Prepare Your Test Script
Before your test, prepare a test script with specific tasks for participants to complete on your website. These tasks should align with the goals you set earlier and simulate the types of actions that a customer might take when using your website, such as “Use the form to request a quote” or “Use the booking tool to make a reservation.” Remember that the participants are not experts on your website and might need help understanding what you expect them to do, so be prepared to offer guidance and adjust your tasks accordingly.
Here’s a sample of a usability test script for an e-commerce website:
- Provide an overview of the website or application being tested and the purpose of the test.
- Explain that the participant will be completing a series of tasks on the website and that they will be required to take screenshots or videos of their experience and complete a survey at the end of the test.

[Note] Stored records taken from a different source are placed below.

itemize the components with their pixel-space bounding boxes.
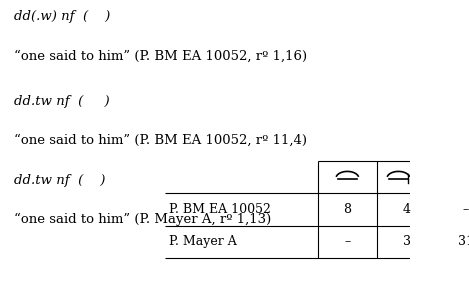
Text: dd(.w) nf  (    ): dd(.w) nf ( ) (14, 10, 110, 23)
Text: 31: 31 (458, 235, 469, 249)
Text: dd.tw nf  (     ): dd.tw nf ( ) (14, 95, 109, 107)
Text: “one said to him” (P. Mayer A, rº 1,13): “one said to him” (P. Mayer A, rº 1,13) (14, 213, 271, 226)
Text: dd.tw nf  (    ): dd.tw nf ( ) (14, 174, 105, 187)
Text: 8: 8 (343, 203, 351, 216)
Text: –: – (462, 203, 469, 216)
Text: 3: 3 (402, 235, 410, 249)
Text: –: – (344, 235, 350, 249)
Text: “one said to him” (P. BM EA 10052, rº 11,4): “one said to him” (P. BM EA 10052, rº 11… (14, 134, 307, 147)
Text: 4: 4 (402, 203, 410, 216)
Text: P. Mayer A: P. Mayer A (169, 235, 236, 249)
Text: P. BM EA 10052: P. BM EA 10052 (169, 203, 271, 216)
Text: “one said to him” (P. BM EA 10052, rº 1,16): “one said to him” (P. BM EA 10052, rº 1,… (14, 49, 307, 62)
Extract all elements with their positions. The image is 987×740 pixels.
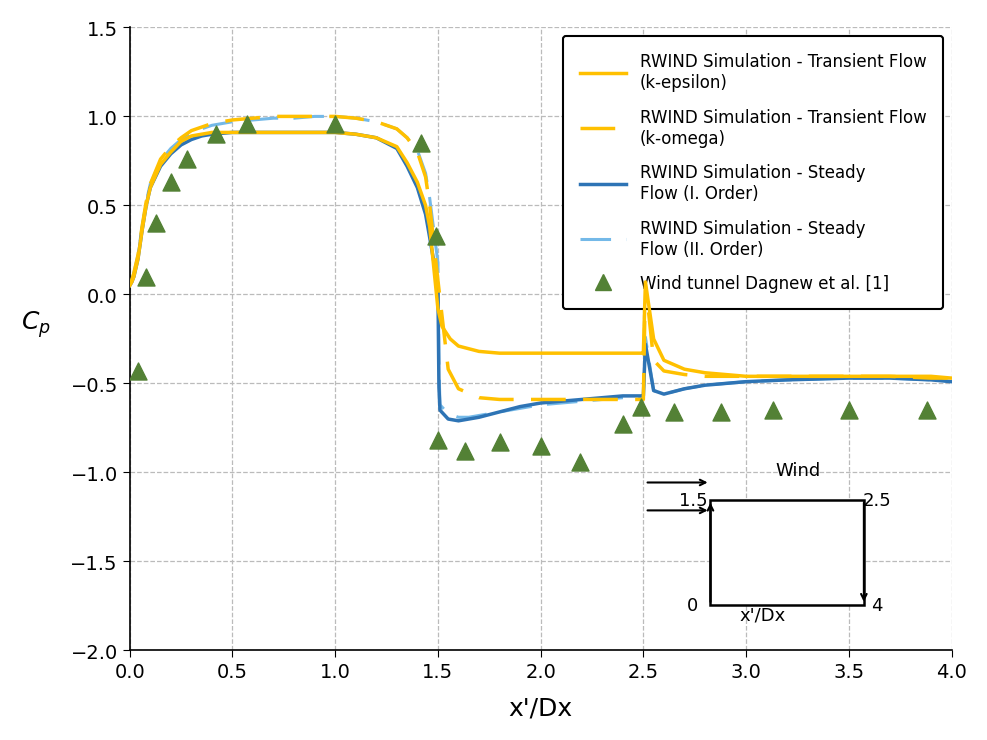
Legend: RWIND Simulation - Transient Flow
(k-epsilon), RWIND Simulation - Transient Flow: RWIND Simulation - Transient Flow (k-eps…	[563, 36, 943, 309]
Point	[764, 405, 780, 417]
Point	[327, 118, 342, 130]
Point	[130, 366, 146, 377]
Point	[138, 272, 154, 283]
Point	[414, 138, 429, 149]
Point	[633, 401, 648, 413]
Point	[148, 218, 164, 230]
Point	[840, 405, 856, 417]
Point	[532, 440, 548, 452]
Point	[208, 129, 224, 141]
Point	[615, 419, 631, 431]
Point	[456, 445, 472, 457]
Point	[239, 118, 255, 130]
Point	[666, 406, 682, 418]
Y-axis label: $C_p$: $C_p$	[21, 309, 50, 340]
Point	[429, 435, 445, 447]
X-axis label: x'/Dx: x'/Dx	[508, 695, 572, 719]
Point	[918, 405, 934, 417]
Point	[713, 406, 728, 418]
Point	[492, 437, 507, 448]
Point	[571, 456, 587, 468]
Point	[180, 154, 195, 166]
Point	[163, 177, 179, 189]
Point	[427, 230, 443, 242]
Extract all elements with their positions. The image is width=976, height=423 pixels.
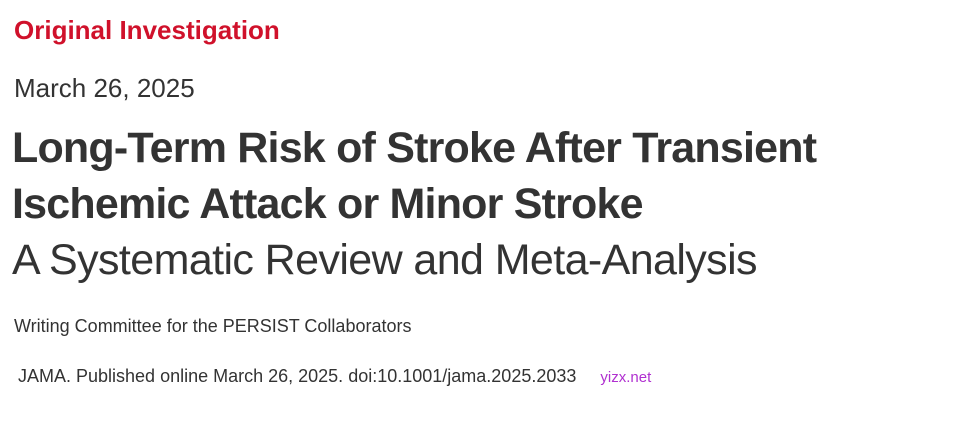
article-subtitle: A Systematic Review and Meta-Analysis — [12, 236, 758, 284]
article-header: Original Investigation March 26, 2025 Lo… — [12, 15, 968, 390]
author-list[interactable]: Writing Committee for the PERSIST Collab… — [14, 316, 412, 336]
citation: JAMA. Published online March 26, 2025. d… — [18, 366, 577, 386]
article-title: Long-Term Risk of Stroke After Transient… — [12, 124, 817, 228]
publication-date: March 26, 2025 — [14, 73, 195, 103]
article-type-label: Original Investigation — [14, 15, 280, 45]
citation-row: JAMA. Published online March 26, 2025. d… — [14, 364, 968, 390]
watermark: yizx.net — [600, 369, 652, 386]
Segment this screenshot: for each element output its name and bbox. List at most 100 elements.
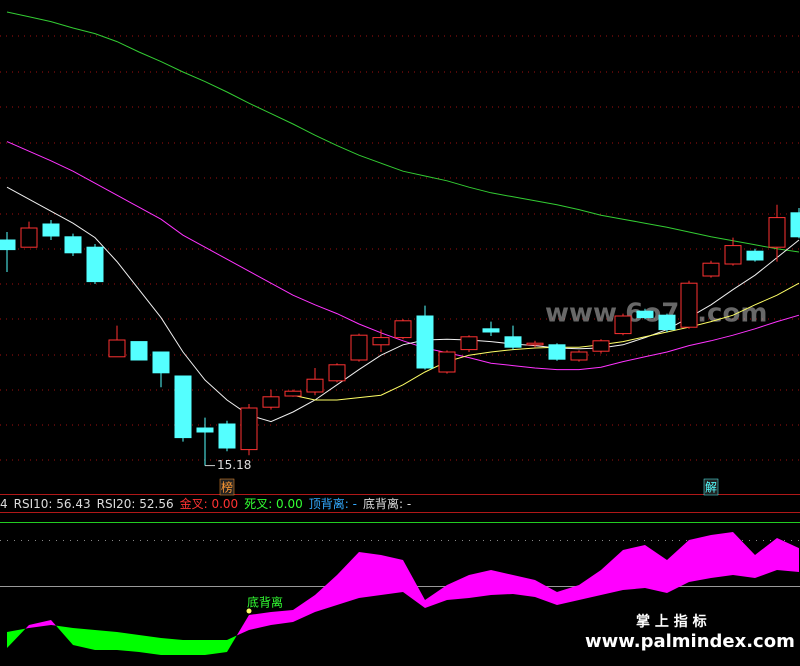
rsi-band bbox=[293, 594, 315, 623]
rsi-band bbox=[381, 554, 403, 595]
rsi-band bbox=[755, 538, 777, 579]
rsi-band bbox=[513, 574, 535, 598]
legend-item: RSI20: 52.56 bbox=[96, 497, 174, 511]
rsi-band bbox=[689, 534, 711, 583]
candle-body bbox=[174, 375, 192, 439]
rsi-band bbox=[645, 544, 667, 594]
signal-box bbox=[219, 478, 235, 496]
candle-body bbox=[438, 351, 456, 373]
rsi-band bbox=[161, 638, 183, 655]
candle-body bbox=[548, 344, 566, 360]
candle-body bbox=[636, 310, 654, 319]
rsi-band bbox=[117, 631, 139, 652]
candle-body bbox=[504, 336, 522, 348]
rsi-band bbox=[315, 574, 337, 613]
candle-body bbox=[768, 217, 786, 248]
candle-body bbox=[218, 423, 236, 449]
moving-average bbox=[292, 282, 800, 401]
candle-body bbox=[306, 378, 324, 393]
legend-item: 死叉: 0.00 bbox=[244, 497, 303, 511]
signal-dot bbox=[246, 608, 252, 614]
rsi-band bbox=[205, 639, 227, 655]
signal-label: 榜 bbox=[221, 480, 233, 495]
signal-label: 解 bbox=[705, 481, 717, 495]
candle-body bbox=[64, 236, 82, 254]
legend-item: 顶背离: - bbox=[308, 497, 357, 511]
legend-item: 金叉: 0.00 bbox=[179, 497, 239, 511]
candle-body bbox=[680, 282, 698, 328]
candle-body bbox=[284, 390, 302, 397]
candle-body bbox=[240, 407, 258, 451]
candle-body bbox=[196, 427, 214, 433]
rsi-band bbox=[139, 634, 161, 655]
candle-body bbox=[570, 351, 588, 361]
candle-body bbox=[746, 250, 764, 261]
rsi-band bbox=[469, 569, 491, 599]
rsi-band bbox=[403, 559, 425, 609]
candle-body bbox=[482, 328, 500, 333]
rsi-band bbox=[29, 619, 51, 629]
rsi-band bbox=[25, 624, 29, 629]
rsi-band bbox=[557, 584, 579, 605]
rsi-band bbox=[51, 619, 57, 626]
candle-body bbox=[372, 337, 390, 346]
low-label: 15.18 bbox=[217, 458, 251, 472]
candle-body bbox=[152, 351, 170, 374]
candle-body bbox=[460, 336, 478, 351]
moving-average bbox=[6, 11, 800, 253]
rsi-band bbox=[425, 584, 447, 609]
rsi-band bbox=[711, 532, 733, 579]
candle-body bbox=[394, 320, 412, 339]
watermark: 掌 上 指 标 bbox=[636, 613, 707, 630]
candle-body bbox=[262, 396, 280, 408]
indicator-legend: 4 RSI10: 56.43 RSI20: 52.56 金叉: 0.00 死叉: 0.0… bbox=[0, 496, 417, 512]
rsi-band bbox=[667, 539, 689, 594]
rsi-band bbox=[733, 532, 755, 579]
rsi-band bbox=[535, 579, 557, 605]
candle-body bbox=[0, 239, 16, 251]
signal-box bbox=[703, 478, 719, 496]
rsi-band bbox=[359, 552, 381, 599]
watermark: www.6o7o.com bbox=[545, 299, 767, 329]
candle-body bbox=[790, 212, 800, 238]
legend-item: RSI10: 56.43 bbox=[13, 497, 91, 511]
rsi-band bbox=[7, 628, 26, 649]
candle-body bbox=[724, 245, 742, 265]
rsi-band bbox=[227, 635, 237, 652]
moving-average bbox=[6, 141, 800, 371]
rsi-band bbox=[183, 639, 205, 655]
candle-body bbox=[702, 262, 720, 277]
rsi-band bbox=[271, 609, 293, 625]
candle-body bbox=[20, 227, 38, 248]
legend-item: 4 bbox=[0, 497, 8, 511]
candle-body bbox=[614, 315, 632, 335]
rsi-band bbox=[95, 629, 117, 650]
rsi-band bbox=[579, 569, 601, 600]
candle-body bbox=[658, 314, 676, 331]
rsi-band bbox=[447, 574, 469, 600]
rsi-band bbox=[249, 612, 271, 630]
rsi-band bbox=[491, 569, 513, 595]
watermark: www.palmindex.com bbox=[585, 631, 795, 652]
candle-body bbox=[130, 341, 148, 361]
rsi-band bbox=[623, 544, 645, 590]
candle-body bbox=[108, 339, 126, 358]
legend-item: 底背离: - bbox=[362, 497, 412, 511]
rsi-band bbox=[337, 552, 359, 605]
candle-body bbox=[42, 223, 60, 237]
candle-body bbox=[526, 342, 544, 346]
price-grid bbox=[0, 35, 800, 461]
candle-body bbox=[328, 364, 346, 382]
candle-body bbox=[416, 315, 434, 369]
divergence-label: 底背离 bbox=[247, 594, 283, 609]
candle-body bbox=[350, 334, 368, 361]
rsi-band bbox=[777, 538, 799, 573]
rsi-band bbox=[601, 549, 623, 595]
candle-body bbox=[592, 340, 610, 352]
rsi-band bbox=[236, 614, 249, 636]
rsi-band bbox=[56, 625, 73, 645]
rsi-band bbox=[73, 628, 95, 650]
candle-body bbox=[86, 246, 104, 283]
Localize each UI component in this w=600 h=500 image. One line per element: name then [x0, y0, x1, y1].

- Remind the participant that there are no right or wrong answers and that you are only interested in their experience using the website.
- Provide a list of tasks for the participant to complete on the website or application (e.g. “Find a specific product”, “Checkout”, “Create an account”).
- Provide clear instructions for each task and any specific information that the participant needs to know (e.g. the name of the product they need to find)
- Encourage the participant to think aloud and document their thoughts and actions as they complete each task.
- Provide instructions on how the participant should submit their screenshots, videos and survey responses and explain when the participant should expect to receive feedback on their submission.
- Provide contact information in case the participant has any questions or issues, and thank the participant for their time and participation.
This usability test script is just an example — your script and tasks should be adjusted to fit your testing method and the specific website being tested. It should be detailed enough to guide the tester throughout the session but also flexible enough to allow for unexpected observations or feedback.
Analyze and Implement Feedback
Once you’ve completed your testing, look for patterns in the collected data to identify common issues multiple participants experienced. Along with reviewing verbal or written feedback from participants, using tools like heat maps or session replays can help to visualize where participants clicked on your website and identify areas causing confusion or difficulty.
Once you’ve analyzed the results of your usability testing, it’s time to implement improvements by making changes to your website’s design, layout or functionality. These changes might come directly from suggestions made by test participants, or you can draw from best practices for optimizing the UX of a particular aspect of your website.
After brainstorming potential fixes, prioritize the issues based on their impact on the user experience and how easily you can resolve them and use A/B testing to monitor the results of each change to see how it impacts the user experience.
It’s important to note that usability testing should be an ongoing process and not just a one-time event. Set up a plan for continuous testing and improvement to keep up with the ever-changing user behavior and technology trends.